Of course, owning a handgun may be useful for practicing self-defense. But the right to take a certain type of action is analytically distinct from the right to acquire and utilize specific instrumentalities in furtherance of that action. And while some might favor handguns, it is not clear that they are a superior weapon for lawful self defense, and nothing in petitioners’ argument turns on that being the case. The notion that a right of self-defense implies an auxiliary right to own a certain type of firearm presupposes not only controversial judgments about the strength and scope of the (posited) self-defense right, but also controversial assumptions about the likely effects of making that type of firearm more broadly available. It is a very long way from the proposition that the Fourteenth Amendment protects a basic individual right of self-defense to the conclusion that a city may not ban handguns.”

4 COMMENTS

  1. Notice that Justice Alito focuses on home defense and even retiring Justice Stevens doesn't challenge the notion of home defense one whit. Stevens, though, reduces the petitioner's case to a desire to legalize handguns, which are arguably more useful for concealment (hence, crime) than for home defense.

    Stevens also challenges incorporation in a fairly abtruse way involving "liberty" rather than "due process." Alito takes exception to Stevens use of the word liberty rather than due process, so I suspect there are some deeper meanings there.

  2. Here's my problem with the whole issue of gun control/ownership. Whether or not you chose to own any kind of arms (be it a knife, a gun, a sword, a bow/arrow, whatever), you should have to right to do so without any kind of government interferance. This, however, is not something that we are ever likely to see. Throughout history, government and the individual have always been at odds. Government's sole purpose has been to control as much of the individual's life as possible and the individual (of course) fights against that to maintain as much of their personal liberty as possible. The point I guess I'm driving at is that the whole gun control battle is this ongoing war between the government and the individual. A well armed populace has always a great threat to any government.

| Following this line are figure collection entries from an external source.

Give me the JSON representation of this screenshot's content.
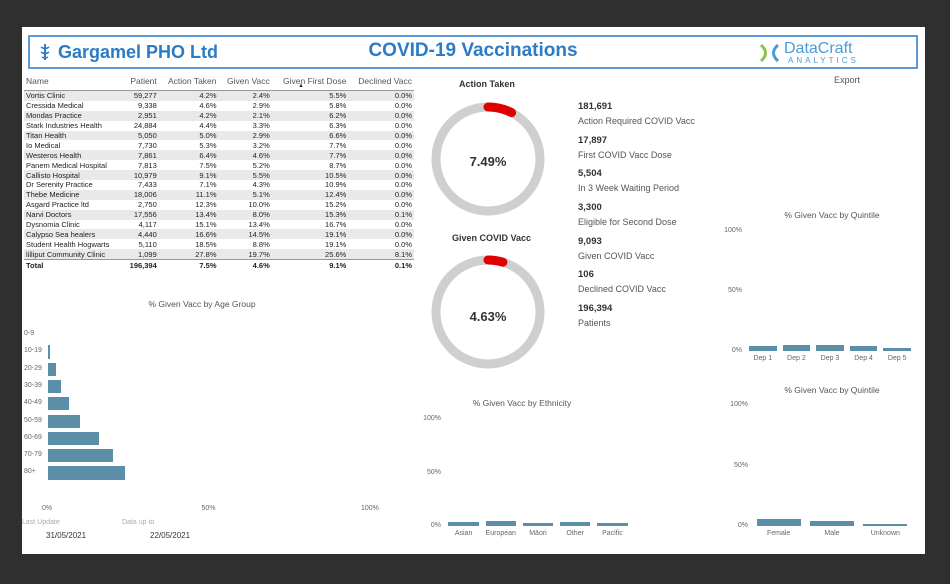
{
  "header": {
    "company": "Gargamel PHO Ltd",
    "title": "COVID-19 Vaccinations",
    "logo_main": "DataCraft",
    "logo_sub": "ANALYTICS",
    "export_label": "Export"
  },
  "table": {
    "columns": [
      "Name",
      "Patient",
      "Action Taken",
      "Given Vacc",
      "Given First Dose",
      "Declined Vacc"
    ],
    "rows": [
      [
        "Vortis Clinic",
        "59,277",
        "4.2%",
        "2.4%",
        "5.5%",
        "0.0%"
      ],
      [
        "Cressida Medical",
        "9,338",
        "4.6%",
        "2.9%",
        "5.8%",
        "0.0%"
      ],
      [
        "Mondas Practice",
        "2,951",
        "4.2%",
        "2.1%",
        "6.2%",
        "0.0%"
      ],
      [
        "Stark Industries Health",
        "24,884",
        "4.4%",
        "3.3%",
        "6.3%",
        "0.0%"
      ],
      [
        "Titan Health",
        "5,050",
        "5.0%",
        "2.9%",
        "6.6%",
        "0.0%"
      ],
      [
        "Io Medical",
        "7,730",
        "5.3%",
        "3.2%",
        "7.7%",
        "0.0%"
      ],
      [
        "Westeros Health",
        "7,861",
        "6.4%",
        "4.6%",
        "7.7%",
        "0.0%"
      ],
      [
        "Panem Medical Hospital",
        "7,813",
        "7.5%",
        "5.2%",
        "8.7%",
        "0.0%"
      ],
      [
        "Callisto Hospital",
        "10,979",
        "9.1%",
        "5.5%",
        "10.5%",
        "0.0%"
      ],
      [
        "Dr Serenity Practice",
        "7,433",
        "7.1%",
        "4.3%",
        "10.9%",
        "0.0%"
      ],
      [
        "Thebe Medicine",
        "18,006",
        "11.1%",
        "5.1%",
        "12.4%",
        "0.0%"
      ],
      [
        "Asgard Practice ltd",
        "2,750",
        "12.3%",
        "10.0%",
        "15.2%",
        "0.0%"
      ],
      [
        "Narvi Doctors",
        "17,556",
        "13.4%",
        "8.0%",
        "15.3%",
        "0.1%"
      ],
      [
        "Dysnomia Clinic",
        "4,117",
        "15.1%",
        "13.4%",
        "16.7%",
        "0.0%"
      ],
      [
        "Calypso Sea healers",
        "4,440",
        "16.6%",
        "14.5%",
        "19.1%",
        "0.0%"
      ],
      [
        "Student Health Hogwarts",
        "5,110",
        "18.5%",
        "8.8%",
        "19.1%",
        "0.0%"
      ],
      [
        "lilliput Community Clinic",
        "1,099",
        "27.8%",
        "19.7%",
        "25.6%",
        "8.1%"
      ]
    ],
    "total": [
      "Total",
      "196,394",
      "7.5%",
      "4.6%",
      "9.1%",
      "0.1%"
    ]
  },
  "gauges": [
    {
      "title": "Action Taken",
      "value_label": "7.49%",
      "value": 7.49
    },
    {
      "title": "Given COVID Vacc",
      "value_label": "4.63%",
      "value": 4.63
    }
  ],
  "kpis": [
    {
      "value": "181,691",
      "label": "Action Required COVID Vacc"
    },
    {
      "value": "17,897",
      "label": "First COVID Vacc Dose"
    },
    {
      "value": "5,504",
      "label": "In 3 Week Waiting Period"
    },
    {
      "value": "3,300",
      "label": "Eligible for Second Dose"
    },
    {
      "value": "9,093",
      "label": "Given COVID Vacc"
    },
    {
      "value": "106",
      "label": "Declined COVID Vacc"
    },
    {
      "value": "196,394",
      "label": "Patients"
    }
  ],
  "footer": {
    "last_update_label": "Last Update",
    "last_update": "31/05/2021",
    "data_up_to_label": "Data up to",
    "data_up_to": "22/05/2021"
  },
  "chart_data": [
    {
      "type": "bar",
      "orientation": "horizontal",
      "title": "% Given Vacc by Age Group",
      "categories": [
        "0-9",
        "10-19",
        "20-29",
        "30-39",
        "40-49",
        "50-59",
        "60-69",
        "70-79",
        "80+"
      ],
      "values": [
        0.0,
        0.5,
        2.5,
        4.0,
        6.5,
        10.0,
        16.0,
        20.5,
        24.0
      ],
      "xlim": [
        0,
        100
      ],
      "ticks": [
        "0%",
        "50%",
        "100%"
      ]
    },
    {
      "type": "bar",
      "title": "% Given Vacc by Ethnicity",
      "categories": [
        "Asian",
        "European",
        "Māori",
        "Other",
        "Pacific"
      ],
      "values": [
        3.5,
        5.0,
        2.5,
        4.0,
        2.5
      ],
      "ylim": [
        0,
        100
      ],
      "ticks": [
        "0%",
        "50%",
        "100%"
      ]
    },
    {
      "type": "bar",
      "title": "% Given Vacc by Quintile",
      "categories": [
        "Dep 1",
        "Dep 2",
        "Dep 3",
        "Dep 4",
        "Dep 5"
      ],
      "values": [
        4.5,
        5.0,
        5.0,
        4.0,
        2.5
      ],
      "ylim": [
        0,
        100
      ],
      "ticks": [
        "0%",
        "50%",
        "100%"
      ]
    },
    {
      "type": "bar",
      "title": "% Given Vacc by Quintile",
      "categories": [
        "Female",
        "Male",
        "Unknown"
      ],
      "values": [
        5.5,
        3.8,
        1.5
      ],
      "ylim": [
        0,
        100
      ],
      "ticks": [
        "0%",
        "50%",
        "100%"
      ]
    }
  ],
  "colors": {
    "accent": "#2b7bc6",
    "bar": "#5b8fa8",
    "gauge_track": "#cfcfcf",
    "gauge_fill": "#e00000"
  }
}
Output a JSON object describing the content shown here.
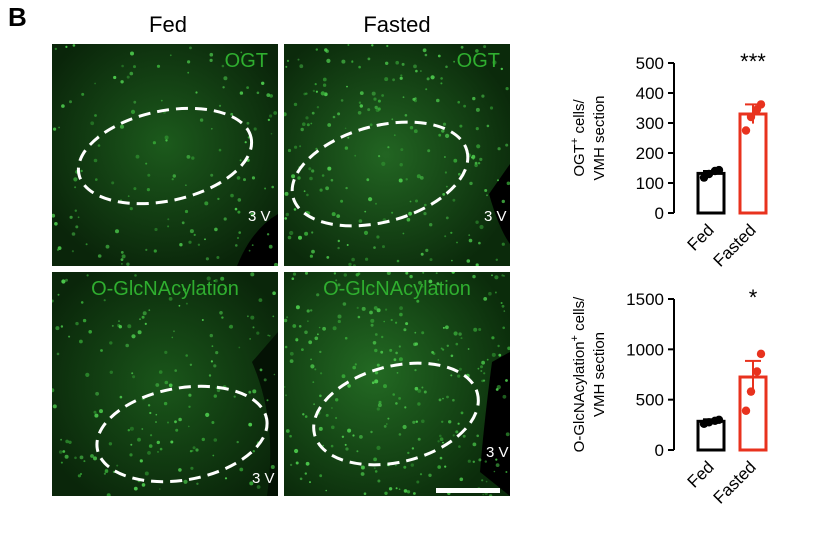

    Now while on one hand I am glad to see the Supreme Court get something right for a change with this decision, on the other hand, I don't believe that this decision went nearly far enough or that it should have been necessary in the first place. This is one fight that we as citizens of this country have been laid back on for far too long. All it takes is one or two changes in the make up of the court to see this decision thrown out the door and don't believe for one second that politicians on both sides of the aisle ain't looking for those changes.

    • I'd say that if you look back throughout history, you see most people locked into a traditional role, and ruled by kings, warriors and priests. Compared to history, we're doing fairly well. Even in a family or small tribe, everyone has to give up a little personal freedom.